На капитана смотрело лицо бородача, своей брутальностью весьма похожее на боксёра. Сломанный нос порождал подозрительные мысли. Приглядевшись, капитан увидел мускулистые руки и пудовые кулаки иеромонаха Арсения, некогда бойца Дружины Пересвета и Ильи Муромца при Святейшем Синоде, начальника охраны Иоанна Кронштадтского, а позже — телохранителя советского диверсанта Павла Судоплатова.

Капитан тут же направил дуло автомата на подозрительного "монаха". Его подчинённый, лейтенант, сделал то же, что и его командир.

— Вперёд!, — толкнул в спину подозрительного ходока капитан, и повёл его прочь от Кремля.

Им на смену тут же вышли два других автоматчика и встали по бокам арки.

Капитан и лейтенант, наставив оружие в спину монаха, вели его через Красную площадь, конвоируя задержанного к пункту досмотра на другой стороне. Так им казалось...

А посторонние видели, как двое солдат нацелили автоматы... в пустоту... Рядом с ними никого не было!

-9

...Между тем, в эту же арку, но уже с другой охраной, спокойно прошёл человек в белой рясе и капюшоном, наброшенном на голову.

Солдаты, заступившие на смену своих товарищей, даже не шелохнулись, как будто бы и не увидели вошедшего.

А может, и не увидели правда?

-10

Берия

В кабинете Берии было накурено. Лаврентий Павлович молча вертел в руках неизменные очки и глядел на массивный ящик из тёмного дерева, стоявший на краю стола, как на нечто, против чего его железная логика отказывалась выстроить щит.

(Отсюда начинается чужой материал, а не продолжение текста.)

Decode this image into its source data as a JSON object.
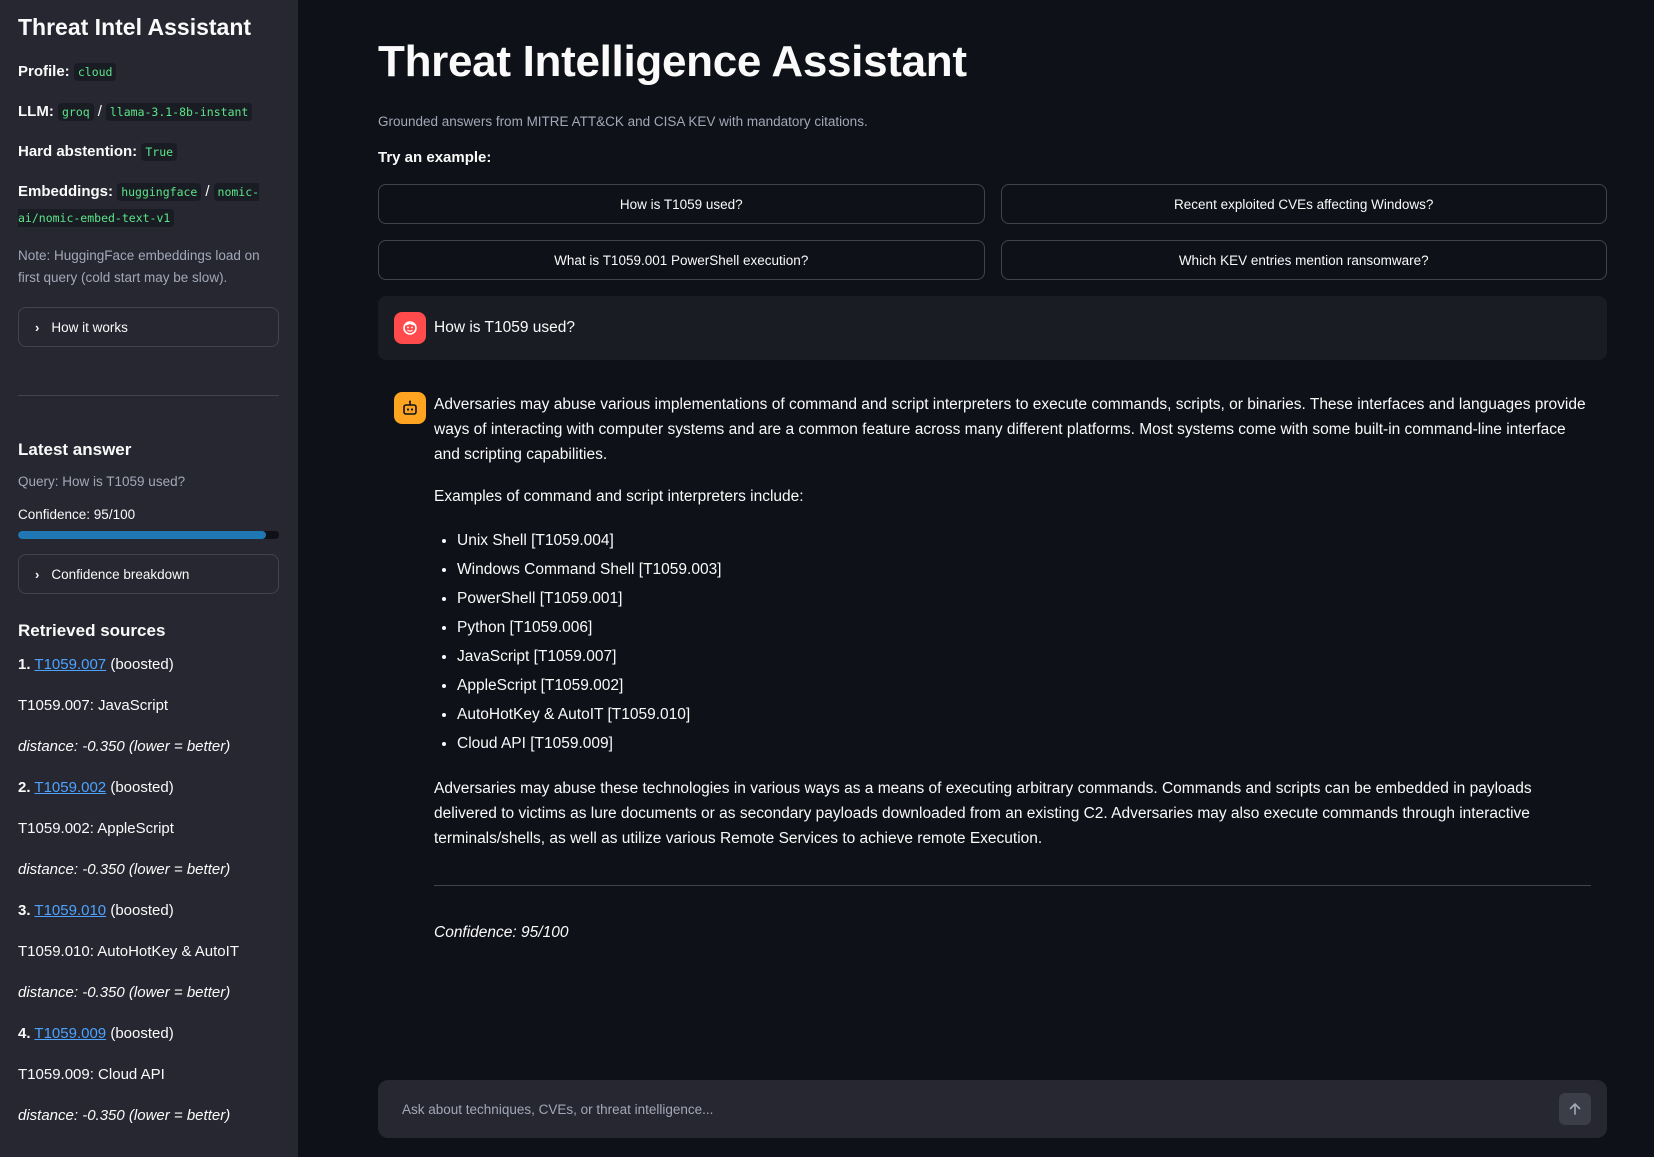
{
  "sidebar": {
    "title": "Threat Intel Assistant",
    "profile_label": "Profile:",
    "profile_value": "cloud",
    "llm_label": "LLM:",
    "llm_provider": "groq",
    "llm_model": "llama-3.1-8b-instant",
    "abstention_label": "Hard abstention:",
    "abstention_value": "True",
    "embeddings_label": "Embeddings:",
    "embeddings_provider": "huggingface",
    "embeddings_model": "nomic-ai/nomic-embed-text-v1",
    "note": "Note: HuggingFace embeddings load on first query (cold start may be slow).",
    "how_it_works": "How it works",
    "latest_answer_title": "Latest answer",
    "query": "Query: How is T1059 used?",
    "confidence": "Confidence: 95/100",
    "confidence_value": 95,
    "confidence_breakdown": "Confidence breakdown",
    "sources_title": "Retrieved sources",
    "sources": [
      {
        "num": "1.",
        "id": "T1059.007",
        "tag": "(boosted)",
        "title": "T1059.007: JavaScript",
        "distance": "distance: -0.350 (lower = better)"
      },
      {
        "num": "2.",
        "id": "T1059.002",
        "tag": "(boosted)",
        "title": "T1059.002: AppleScript",
        "distance": "distance: -0.350 (lower = better)"
      },
      {
        "num": "3.",
        "id": "T1059.010",
        "tag": "(boosted)",
        "title": "T1059.010: AutoHotKey & AutoIT",
        "distance": "distance: -0.350 (lower = better)"
      },
      {
        "num": "4.",
        "id": "T1059.009",
        "tag": "(boosted)",
        "title": "T1059.009: Cloud API",
        "distance": "distance: -0.350 (lower = better)"
      }
    ]
  },
  "main": {
    "title": "Threat Intelligence Assistant",
    "caption": "Grounded answers from MITRE ATT&CK and CISA KEV with mandatory citations.",
    "try_label": "Try an example:",
    "examples": [
      "How is T1059 used?",
      "Recent exploited CVEs affecting Windows?",
      "What is T1059.001 PowerShell execution?",
      "Which KEV entries mention ransomware?"
    ],
    "user_message": "How is T1059 used?",
    "bot": {
      "p1": "Adversaries may abuse various implementations of command and script interpreters to execute commands, scripts, or binaries. These interfaces and languages provide ways of interacting with computer systems and are a common feature across many different platforms. Most systems come with some built-in command-line interface and scripting capabilities.",
      "p2": "Examples of command and script interpreters include:",
      "items": [
        "Unix Shell [T1059.004]",
        "Windows Command Shell [T1059.003]",
        "PowerShell [T1059.001]",
        "Python [T1059.006]",
        "JavaScript [T1059.007]",
        "AppleScript [T1059.002]",
        "AutoHotKey & AutoIT [T1059.010]",
        "Cloud API [T1059.009]"
      ],
      "p3": "Adversaries may abuse these technologies in various ways as a means of executing arbitrary commands. Commands and scripts can be embedded in payloads delivered to victims as lure documents or as secondary payloads downloaded from an existing C2. Adversaries may also execute commands through interactive terminals/shells, as well as utilize various Remote Services to achieve remote Execution.",
      "confidence": "Confidence: 95/100"
    },
    "chat_placeholder": "Ask about techniques, CVEs, or threat intelligence..."
  },
  "colors": {
    "background": "#0e1117",
    "sidebar": "#262730",
    "accent_red": "#ff4b4b",
    "accent_orange": "#ffa421",
    "progress": "#1f77b4",
    "link": "#4da3ff"
  }
}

— Всё подтвердилось, — ровно проговорил Судоплатов, стоя по стойке «смирно», несмотря на то, что Берия сказал ему неформально: «Чувствуйте себя свободно, Павел Анатольевич» — Ткань фрагментов идентична Туринской плащанице, происхождение — Иудея, I век нашей эры. Все три фрагмента — подлинны. Мы установили это наверняка.

Берия поднялся, прошёл к окну. Глядел вниз, на плац перед зданием. Там маршировали курсанты. Будущие сотрудники органов, пограничники, внутренние войска из академии Дзержинского. Возможно, новая кровь, которая приведет однажды к власти его... А разве он не заслужил?

Кто работал сутками, без сна, все эти четыре года войны? Почему всё должно достаться Жукову и его скороспелым генералам-выскочкам?

-11

Берия медленно поднял взгляд на Судоплатова, прищурившись, словно пытаясь разглядеть что-то за его словами, в глубине их смысла.

— Подлинны, говорите… — протянул он, словно пробуя вкус этого слова. — И что же нам с этим делать, Павел Анатольевич? Что вы предлагаете?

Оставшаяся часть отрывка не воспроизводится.